WEP INSECURITIES
Two researchers
from the University of California at Berkeley and one from Zero Knowledge
Systems Inc. published a report identifying security weaknesses within the
Wired Equivalency Privacy (WEP) algorithm in 2001.1 Based on their research, WEP was found
to be insecure due to improper implementation of the RC4 encryption algorithm
and the use of a 32-bit cyclical redundancy check (CRC-32) checksum for data
integrity. These vulnerabilities create the potential for active and passive
attacks that could allow attackers to decrypt traffic or inject unauthorized
data into a network. Furthermore, the researchers hypothesized that the attacks
would not require specialized equipment but could be conducted using readily
available hardware sold at consumer electronics stores.2 (At the risk of losing reader suspense,
the prediction was very accurate indeed.) Hackers began automating the exploits
once the vulnerabilities were made public.
What is 802.11x?
Wireless LAN
standards are defined by the IEEE’s 802.11 working group. WLANs come in three
flavors, namely 802.11b, 802.11a and 802.11g.3 802.11b-networking equipment first became
available in 1999 and quickly gained popularity. 802.11b operates in the
2.4000-GHz to 2.4835-GHz frequency range and can operate at up to 11 megabits
per second, although it can also reduce throughput to 5.5 Mbps, 2 Mbps or 1
Mbps when interference degrades signal quality.4 The
802.11a standard increases throughput to a theoretical maximum of 54 Mbps and
operates in the 5.15- to 5.35-GHz through 5.725- to 5.825-GHz frequency range.

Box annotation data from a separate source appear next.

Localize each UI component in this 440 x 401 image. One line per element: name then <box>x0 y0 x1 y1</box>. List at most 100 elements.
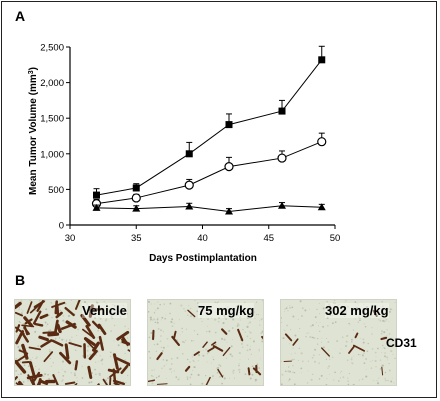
tissue-speckle <box>259 320 260 322</box>
tissue-speckle <box>106 377 110 380</box>
tissue-speckle <box>326 337 327 339</box>
tissue-speckle <box>246 325 249 328</box>
tissue-speckle <box>73 372 76 375</box>
tissue-speckle <box>206 352 209 355</box>
tissue-speckle <box>35 365 37 367</box>
tissue-speckle <box>288 378 291 381</box>
tissue-speckle <box>363 352 365 355</box>
tissue-speckle <box>29 358 32 361</box>
tissue-speckle <box>192 359 194 362</box>
tissue-speckle <box>228 377 230 379</box>
tissue-speckle <box>190 307 192 310</box>
tissue-speckle <box>110 316 112 318</box>
tissue-speckle <box>357 303 359 305</box>
tissue-speckle <box>148 311 150 313</box>
tissue-speckle <box>165 314 167 316</box>
tissue-speckle <box>217 320 220 323</box>
data-point-triangle <box>225 207 233 215</box>
tissue-speckle <box>99 372 101 375</box>
stained-vessel <box>127 349 130 353</box>
tissue-speckle <box>77 328 80 331</box>
tissue-speckle <box>313 360 317 363</box>
tissue-background <box>281 300 396 385</box>
tissue-speckle <box>178 348 180 351</box>
stained-vessel <box>64 343 70 360</box>
stained-vessel <box>23 326 31 335</box>
stained-vessel <box>156 352 163 361</box>
tissue-speckle <box>212 356 214 358</box>
tissue-speckle <box>59 310 61 312</box>
stained-vessel <box>18 380 24 385</box>
tissue-speckle <box>246 344 249 347</box>
tissue-speckle <box>50 365 53 368</box>
data-point-triangle <box>92 203 101 211</box>
tissue-speckle <box>293 358 295 360</box>
tissue-speckle <box>38 368 40 370</box>
stained-vessel <box>38 335 49 342</box>
tissue-speckle <box>45 308 48 311</box>
stained-vessel <box>52 374 59 385</box>
tissue-speckle <box>190 373 193 376</box>
stained-vessel <box>102 378 109 385</box>
micrograph-texture <box>148 300 263 385</box>
tissue-speckle <box>288 365 290 368</box>
tissue-speckle <box>184 310 186 312</box>
tissue-speckle <box>305 335 307 338</box>
tissue-speckle <box>179 377 181 379</box>
tissue-speckle <box>333 379 335 381</box>
cd31-stain-label: CD31 <box>386 336 417 350</box>
tissue-speckle <box>54 337 57 340</box>
tissue-speckle <box>156 321 159 324</box>
tissue-speckle <box>294 352 296 354</box>
tissue-speckle <box>155 350 158 352</box>
tissue-speckle <box>20 312 23 315</box>
tissue-speckle <box>88 381 91 384</box>
tissue-speckle <box>362 338 365 341</box>
tissue-speckle <box>384 379 387 382</box>
tissue-speckle <box>228 329 231 333</box>
stained-vessel <box>15 311 24 317</box>
tissue-speckle <box>249 337 252 340</box>
tissue-speckle <box>167 345 169 347</box>
tissue-speckle <box>325 358 328 360</box>
tissue-speckle <box>281 317 282 319</box>
tissue-speckle <box>19 360 22 364</box>
stained-vessel <box>184 365 191 372</box>
tissue-speckle <box>217 301 219 303</box>
tissue-speckle <box>292 315 295 318</box>
stained-vessel <box>187 309 196 318</box>
tissue-speckle <box>247 323 249 325</box>
tissue-speckle <box>219 375 221 378</box>
tissue-speckle <box>392 309 394 311</box>
tissue-speckle <box>369 317 371 318</box>
stained-vessel <box>121 340 130 346</box>
tissue-speckle <box>155 376 158 379</box>
tissue-speckle <box>153 369 155 371</box>
tissue-speckle <box>97 349 99 351</box>
tissue-speckle <box>109 355 112 358</box>
tissue-speckle <box>238 368 241 371</box>
tissue-speckle <box>238 363 240 365</box>
tissue-speckle <box>392 353 394 355</box>
tissue-speckle <box>29 300 32 302</box>
tissue-speckle <box>83 301 87 304</box>
chart-axes <box>69 47 335 226</box>
tissue-speckle <box>356 306 358 309</box>
tissue-speckle <box>125 310 127 312</box>
micrograph-texture <box>15 300 130 385</box>
data-point-triangle <box>278 201 286 209</box>
tissue-speckle <box>373 379 375 381</box>
stained-vessel <box>38 379 49 385</box>
stained-vessel <box>87 365 93 379</box>
tissue-speckle <box>18 308 20 311</box>
tissue-speckle <box>61 380 63 382</box>
tissue-speckle <box>238 352 241 355</box>
tissue-speckle <box>258 350 260 352</box>
tissue-speckle <box>244 331 246 333</box>
tissue-speckle <box>372 303 374 305</box>
stained-vessel <box>113 382 121 385</box>
tissue-speckle <box>339 372 341 374</box>
tissue-speckle <box>232 370 234 372</box>
tissue-speckle <box>94 361 97 364</box>
data-point-square <box>93 191 100 199</box>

802.11a hardware first became available in late 2001. Due to operation at
different frequencies, 802.11a is not compatible with 802.11b hardware.
Finally, the 802.11g standard has not yet been approved but promises
compatibility with 802.11b hardware as it too will operate at the 2.4-GHz
frequency. The major advantage that will be offered by the 802.11g standard
will be increased bandwidth comparable to 802.11a at 54 Mbps.5
Confused? For
the purposes of this paper, keep in mind that WEP is defined in the 802.11
standard, not the individual standards for the 802.11b, 802.11a or 802.11g task
groups. As a consequence, WEP vulnerabilities have the potential to affect all
flavors of 802.11 networks; therefore, this paper frequently refers to WLANs as
802.11x networks.
When setting up a WLAN, the channel and service set identifier (SSID) must be configured in addition to traditional network settings such as an IP address and a subnet mask. The channel is a number between one and 11 (one and 13 in Europe) and designates the frequency on which the network will operate (see Figure 1: 802.11b channels). The SSID is an alphanumeric string that differentiates networks operating on the same channel. It is essentially a configurable name that identifies an individual network. These settings are important factors when identifying WLANs and sniffing traffic, which is discussed later.